Hacker News new | ask | show | jobs
by vtail 107 days ago
Thanks - and no, I haven't seen this one. I like how they have the edit mode dashboard - show the original image + two edits; I was thinking about doing something like this.

I'm also a bit surprised they have gpt-image-1.5 so high above Nano Banana 2 - my limited testing shows that, at least for the visual styles, people like Nano Banana more.

1 comments

Yeah I think that it's part of the issue with a single "squashed" comparative metric. Some users are going to grade higher based on the overall visual fidelity and others are going to value following the prompt.

For a point of reference, I run a pretty comprehensive image model comparison site heavily weighted in favor of prompt adherence.

https://genai-showdown.specr.net

EDIT: FWIW, I agree with your assessment. OpenAI's models have always been very strong in prompt adherence but visually weak (gpt-image-1 had the famous "piss filter" until they finally pushed out gpt-image-1.5)

Very cool site - I think I saw it before here on HN, and I liked it a lot.

Did you manually review all the edit results manually yourself, or do you have some kind of automated procedure?

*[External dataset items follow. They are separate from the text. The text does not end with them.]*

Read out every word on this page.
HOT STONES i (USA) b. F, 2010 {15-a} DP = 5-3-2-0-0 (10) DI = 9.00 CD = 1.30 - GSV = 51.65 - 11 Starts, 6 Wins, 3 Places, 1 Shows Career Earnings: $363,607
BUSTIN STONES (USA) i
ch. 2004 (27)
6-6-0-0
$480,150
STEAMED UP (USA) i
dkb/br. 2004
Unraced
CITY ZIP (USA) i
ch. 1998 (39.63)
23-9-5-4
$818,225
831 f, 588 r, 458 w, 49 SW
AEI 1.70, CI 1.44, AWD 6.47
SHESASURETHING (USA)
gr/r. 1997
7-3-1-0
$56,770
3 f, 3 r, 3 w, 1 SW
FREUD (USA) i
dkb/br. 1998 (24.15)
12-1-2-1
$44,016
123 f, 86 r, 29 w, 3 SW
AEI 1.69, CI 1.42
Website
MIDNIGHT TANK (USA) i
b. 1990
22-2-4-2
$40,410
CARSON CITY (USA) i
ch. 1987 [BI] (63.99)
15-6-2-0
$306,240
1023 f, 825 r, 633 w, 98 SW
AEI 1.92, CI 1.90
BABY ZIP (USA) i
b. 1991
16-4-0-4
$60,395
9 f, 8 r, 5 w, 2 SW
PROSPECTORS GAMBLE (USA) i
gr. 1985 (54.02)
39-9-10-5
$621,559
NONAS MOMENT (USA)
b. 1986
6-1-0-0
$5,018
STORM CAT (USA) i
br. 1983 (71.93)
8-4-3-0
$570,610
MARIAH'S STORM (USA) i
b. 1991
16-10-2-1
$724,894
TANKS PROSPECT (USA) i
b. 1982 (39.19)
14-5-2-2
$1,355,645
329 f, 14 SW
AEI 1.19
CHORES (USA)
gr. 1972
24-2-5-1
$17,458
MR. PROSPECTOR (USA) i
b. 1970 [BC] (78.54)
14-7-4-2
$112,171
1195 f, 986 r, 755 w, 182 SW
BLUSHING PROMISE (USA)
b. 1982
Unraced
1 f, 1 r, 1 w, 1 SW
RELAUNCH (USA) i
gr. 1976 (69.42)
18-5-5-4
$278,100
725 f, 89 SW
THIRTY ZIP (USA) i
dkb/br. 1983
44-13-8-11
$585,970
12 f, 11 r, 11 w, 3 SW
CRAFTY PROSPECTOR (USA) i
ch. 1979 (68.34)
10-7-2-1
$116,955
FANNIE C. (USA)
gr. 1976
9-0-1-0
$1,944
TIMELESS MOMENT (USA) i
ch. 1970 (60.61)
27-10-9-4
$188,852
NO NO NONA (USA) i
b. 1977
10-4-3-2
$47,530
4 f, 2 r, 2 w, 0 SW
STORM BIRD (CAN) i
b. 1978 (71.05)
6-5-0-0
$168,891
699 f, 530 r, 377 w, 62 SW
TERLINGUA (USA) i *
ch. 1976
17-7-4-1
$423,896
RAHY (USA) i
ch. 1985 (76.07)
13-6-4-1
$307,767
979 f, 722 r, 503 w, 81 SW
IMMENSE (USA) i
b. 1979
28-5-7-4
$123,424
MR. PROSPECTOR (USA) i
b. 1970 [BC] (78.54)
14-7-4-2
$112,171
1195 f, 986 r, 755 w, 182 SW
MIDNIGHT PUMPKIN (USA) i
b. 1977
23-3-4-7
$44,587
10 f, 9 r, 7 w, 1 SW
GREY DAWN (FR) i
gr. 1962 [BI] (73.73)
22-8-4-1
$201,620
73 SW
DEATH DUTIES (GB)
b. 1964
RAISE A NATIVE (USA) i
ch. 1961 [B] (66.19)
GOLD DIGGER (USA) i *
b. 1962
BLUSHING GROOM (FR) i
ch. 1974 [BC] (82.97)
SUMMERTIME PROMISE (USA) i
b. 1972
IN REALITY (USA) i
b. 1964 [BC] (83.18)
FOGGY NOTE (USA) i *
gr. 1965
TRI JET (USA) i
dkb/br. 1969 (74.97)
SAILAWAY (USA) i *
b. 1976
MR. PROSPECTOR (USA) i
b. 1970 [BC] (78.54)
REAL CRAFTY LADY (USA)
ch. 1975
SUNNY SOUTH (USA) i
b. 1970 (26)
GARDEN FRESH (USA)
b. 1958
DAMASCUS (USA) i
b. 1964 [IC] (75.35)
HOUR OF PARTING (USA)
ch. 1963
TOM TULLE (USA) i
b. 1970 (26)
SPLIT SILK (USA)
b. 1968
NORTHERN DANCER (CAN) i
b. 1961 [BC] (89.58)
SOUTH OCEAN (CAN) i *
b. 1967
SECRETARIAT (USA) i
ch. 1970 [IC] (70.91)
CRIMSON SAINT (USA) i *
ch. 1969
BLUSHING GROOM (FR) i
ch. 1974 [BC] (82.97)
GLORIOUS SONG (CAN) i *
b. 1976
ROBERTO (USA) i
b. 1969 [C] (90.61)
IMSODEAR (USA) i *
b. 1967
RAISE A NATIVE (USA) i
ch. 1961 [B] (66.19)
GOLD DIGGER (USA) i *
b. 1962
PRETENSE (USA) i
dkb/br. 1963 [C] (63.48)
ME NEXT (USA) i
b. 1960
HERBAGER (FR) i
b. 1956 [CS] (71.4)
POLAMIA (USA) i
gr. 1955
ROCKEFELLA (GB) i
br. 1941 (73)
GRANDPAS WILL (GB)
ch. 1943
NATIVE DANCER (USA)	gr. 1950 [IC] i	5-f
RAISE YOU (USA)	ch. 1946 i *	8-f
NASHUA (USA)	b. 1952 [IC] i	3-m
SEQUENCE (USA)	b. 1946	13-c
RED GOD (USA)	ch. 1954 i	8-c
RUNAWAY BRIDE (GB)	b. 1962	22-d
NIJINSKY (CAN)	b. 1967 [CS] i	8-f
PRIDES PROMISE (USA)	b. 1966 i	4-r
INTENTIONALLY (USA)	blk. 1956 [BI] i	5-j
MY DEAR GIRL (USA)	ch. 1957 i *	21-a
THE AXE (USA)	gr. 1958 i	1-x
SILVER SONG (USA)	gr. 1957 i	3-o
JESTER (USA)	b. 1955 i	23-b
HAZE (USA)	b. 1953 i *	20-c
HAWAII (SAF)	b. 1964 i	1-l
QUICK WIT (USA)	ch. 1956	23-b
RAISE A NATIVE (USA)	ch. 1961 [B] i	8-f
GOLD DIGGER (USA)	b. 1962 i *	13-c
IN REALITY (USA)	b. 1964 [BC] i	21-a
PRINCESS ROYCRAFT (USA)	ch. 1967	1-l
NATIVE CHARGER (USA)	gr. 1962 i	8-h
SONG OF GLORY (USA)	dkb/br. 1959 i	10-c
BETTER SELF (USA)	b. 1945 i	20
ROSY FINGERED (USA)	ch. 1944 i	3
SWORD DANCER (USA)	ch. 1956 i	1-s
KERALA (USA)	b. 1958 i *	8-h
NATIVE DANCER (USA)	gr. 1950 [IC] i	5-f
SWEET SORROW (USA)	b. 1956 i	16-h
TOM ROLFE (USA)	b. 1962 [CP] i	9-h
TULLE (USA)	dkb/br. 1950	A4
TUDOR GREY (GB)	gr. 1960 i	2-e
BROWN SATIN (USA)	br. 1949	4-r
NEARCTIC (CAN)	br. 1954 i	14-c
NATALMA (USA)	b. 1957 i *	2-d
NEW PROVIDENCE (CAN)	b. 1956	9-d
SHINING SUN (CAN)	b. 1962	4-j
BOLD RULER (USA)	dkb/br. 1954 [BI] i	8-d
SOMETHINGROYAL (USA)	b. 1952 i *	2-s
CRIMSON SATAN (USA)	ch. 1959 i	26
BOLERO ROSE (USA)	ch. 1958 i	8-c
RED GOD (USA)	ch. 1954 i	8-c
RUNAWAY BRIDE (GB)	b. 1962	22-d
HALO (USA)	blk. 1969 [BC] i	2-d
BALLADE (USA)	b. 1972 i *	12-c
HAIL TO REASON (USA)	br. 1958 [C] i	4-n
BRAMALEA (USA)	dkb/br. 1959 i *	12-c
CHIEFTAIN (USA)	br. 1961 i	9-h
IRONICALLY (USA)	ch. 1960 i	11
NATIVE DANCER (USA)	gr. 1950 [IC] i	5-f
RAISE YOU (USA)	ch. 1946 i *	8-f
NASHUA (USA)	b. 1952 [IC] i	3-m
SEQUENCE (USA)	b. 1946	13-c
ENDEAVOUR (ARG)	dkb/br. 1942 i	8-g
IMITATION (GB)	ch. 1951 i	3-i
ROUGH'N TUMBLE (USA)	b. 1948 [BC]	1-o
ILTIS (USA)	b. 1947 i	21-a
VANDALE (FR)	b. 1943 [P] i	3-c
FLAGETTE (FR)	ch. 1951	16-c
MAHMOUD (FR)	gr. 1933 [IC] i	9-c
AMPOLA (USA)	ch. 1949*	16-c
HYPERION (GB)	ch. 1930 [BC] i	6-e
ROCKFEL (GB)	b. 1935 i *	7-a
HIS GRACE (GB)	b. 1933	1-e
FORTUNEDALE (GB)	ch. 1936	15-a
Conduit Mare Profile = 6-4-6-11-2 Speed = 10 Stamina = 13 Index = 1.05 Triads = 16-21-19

Thanks. So I have a bespoke python program that basically does this:

- Takes the platonic set of prompts

- Uses model specific tuning directives with LLMs to create a bunch of prompt variations so that they get a diverse set of natural language expressions to "roll" generations

But I still have to manually review each of the final image - which is pretty time-consuming. I've tried automating it using VLMs (like Qwen3-VL) but unfortunately they can miss the small details and didn't provide as much value as I was hoping.